Le paradoxe surréaliste de Lauren Sanchez, l'épouse de Bezos : récompensée pour son travail environnemental à bord d'un yacht ultra-polluant

Lauren Sanchez , la célèbre petite amie de Jeff Bezos, a reçu un prix à Cannes pour son travail philanthropique, son engagement environnemental et son engagement en faveur de l'égalité des sexes. Il s'agit du Global Gift Women Empowerment Award , remis à la journaliste lors du gala exclusif de la Global Gift Foundation, un événement caritatif présidé par Eva Longoria et María Bravo.
Un prix qui récompense l'engagement pour « la défense de la justice climatique », remis sur un méga yacht doté d'un réservoir de 750 000 litres, qui émet plus de 7 000 tonnes de CO2 par an et est si grand qu'il nécessite son propre yacht de soutien pour le suivre. Le contraste entre le contexte somptueux de la cérémonie et les causes qu’elle entend soutenir n’est pas seulement une question d’incohérence esthétique.

C’est le symbole d’une contradiction plus profonde et plus structurelle : celle d’une élite mondiale qui, tout en contribuant de manière disproportionnée à la crise climatique, se taille également un rôle de premier plan dans son récit et sa solution. Dans ce schéma, l’engagement environnemental devient une performance , une stratégie réputationnelle qui permet d’éviter le débat public le plus inconfortable : celui sur les responsabilités systémiques, sur le modèle économique prédateur et sur les inégalités environnementales.
« Ce soir, il ne s’agit pas seulement de célébrer le succès d’une personne », a-t-elle déclaré dans son discours de remerciement, « mais de reconnaître notre capacité collective à nous éclairer mutuellement, à élever les gens vers un avenir empreint d’empathie, de dignité et de possibilités. » On ne sait pas exactement quelles ont été les réalisations personnelles de Sanchez et de son futur mari en matière de justice climatique, ni quelles ont été leurs contributions à la communauté. Au contraire, leur impact est très clair : en avril dernier, le journaliste a participé au vol suborbital avec la superstar Katy Perry et d'autres célébrités organisé par Blue Origin, la société spatiale de Bezos. La mission, qui n'avait d'autre but que promotionnel, a duré 11 minutes et aurait produit 75 tonnes de CO2.
Lauren Sanchez est également vice-présidente du Bezos Earth Fund, « créé avec un engagement de 10 milliards de dollars de Jeff Bezos en 2020 pour être versé sous forme de subventions afin de répondre aux problèmes climatiques et naturels au cours de la décennie en cours », selon le site Web de la fondation. Sur le portail, plusieurs photos apparaissent du couple souriant devant des paysages naturels du monde entier. La section « Notre approche » indique : « L'humanité a réalisé de grands progrès au cours du dernier demi-siècle. Mais le prix à payer pour ces changements est élevé. La bonne nouvelle, c'est que nous n'avons pas à choisir entre prospérité et environnement. » En bref, la fondation précise d’emblée que réduire le mode de vie pour le moins prospère de ses fondateurs ne fait pas partie des solutions en jeu.

Le projet a été accusé par de nombreuses personnes de verdir les activités économiques de Bezos, en premier lieu Amazon, dont l'impact environnemental est extrême.
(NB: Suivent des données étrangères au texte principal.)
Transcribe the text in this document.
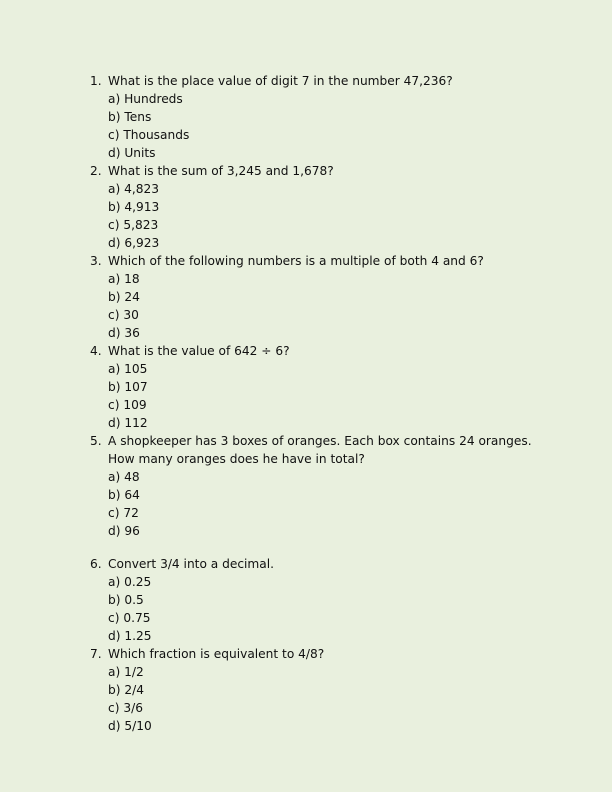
1. What is the place value of digit 7 in the number 47,236?
a) Hundreds
b) Tens
c) Thousands
d) Units
2. What is the sum of 3,245 and 1,678?
a) 4,823
b) 4,913
c) 5,823
d) 6,923
3. Which of the following numbers is a multiple of both 4 and 6?
a) 18
b) 24
c) 30
d) 36
4. What is the value of 642 ÷ 6?
a) 105
b) 107
c) 109
d) 112
5. A shopkeeper has 3 boxes of oranges. Each box contains 24 oranges.
How many oranges does he have in total?
a) 48
b) 64
c) 72
d) 96
6. Convert 3/4 into a decimal.
a) 0.25
b) 0.5
c) 0.75
d) 1.25
7. Which fraction is equivalent to 4/8?
a) 1/2
b) 2/4
c) 3/6
d) 5/10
En outre, le fonds a été critiqué pour avoir donné la priorité aux organisations bien financées du Nord global , négligeant potentiellement les organisations locales et les communautés de première ligne du Sud global, qui sont touchées de manière disproportionnée par le changement climatique.
Enfin, il semble que les décisions du fonds soient influencées par le désir de plaire à des personnalités politiques de premier plan : après le retour à la Maison Blanche de Donald Trump – qui a toujours minimisé la gravité du changement climatique – le Bezos Earth Fund a cessé de financer l’un des organismes de certification climatique les plus importants au monde, l’initiative Science Based Targets, qui certifie la décarbonation des entreprises, avec des critères conformes à l’Accord de Paris (abandonné par les États-Unis en janvier).
Des prix tels que le Global Gift Women Empowerment Award ont une fonction profondément symbolique et politique : ils sont des outils pour construire un imaginaire et un récit qui suggèrent qui a son mot à dire dans les défis de notre temps. Lauren Sanchez n’est pas récompensée pour un réel engagement, mais parce qu’elle est le visage parfait d’une philanthropie spectaculaire, rassurante , parfaitement compatible avec le capitalisme à haute teneur en carbone qu’elle cherche à combattre.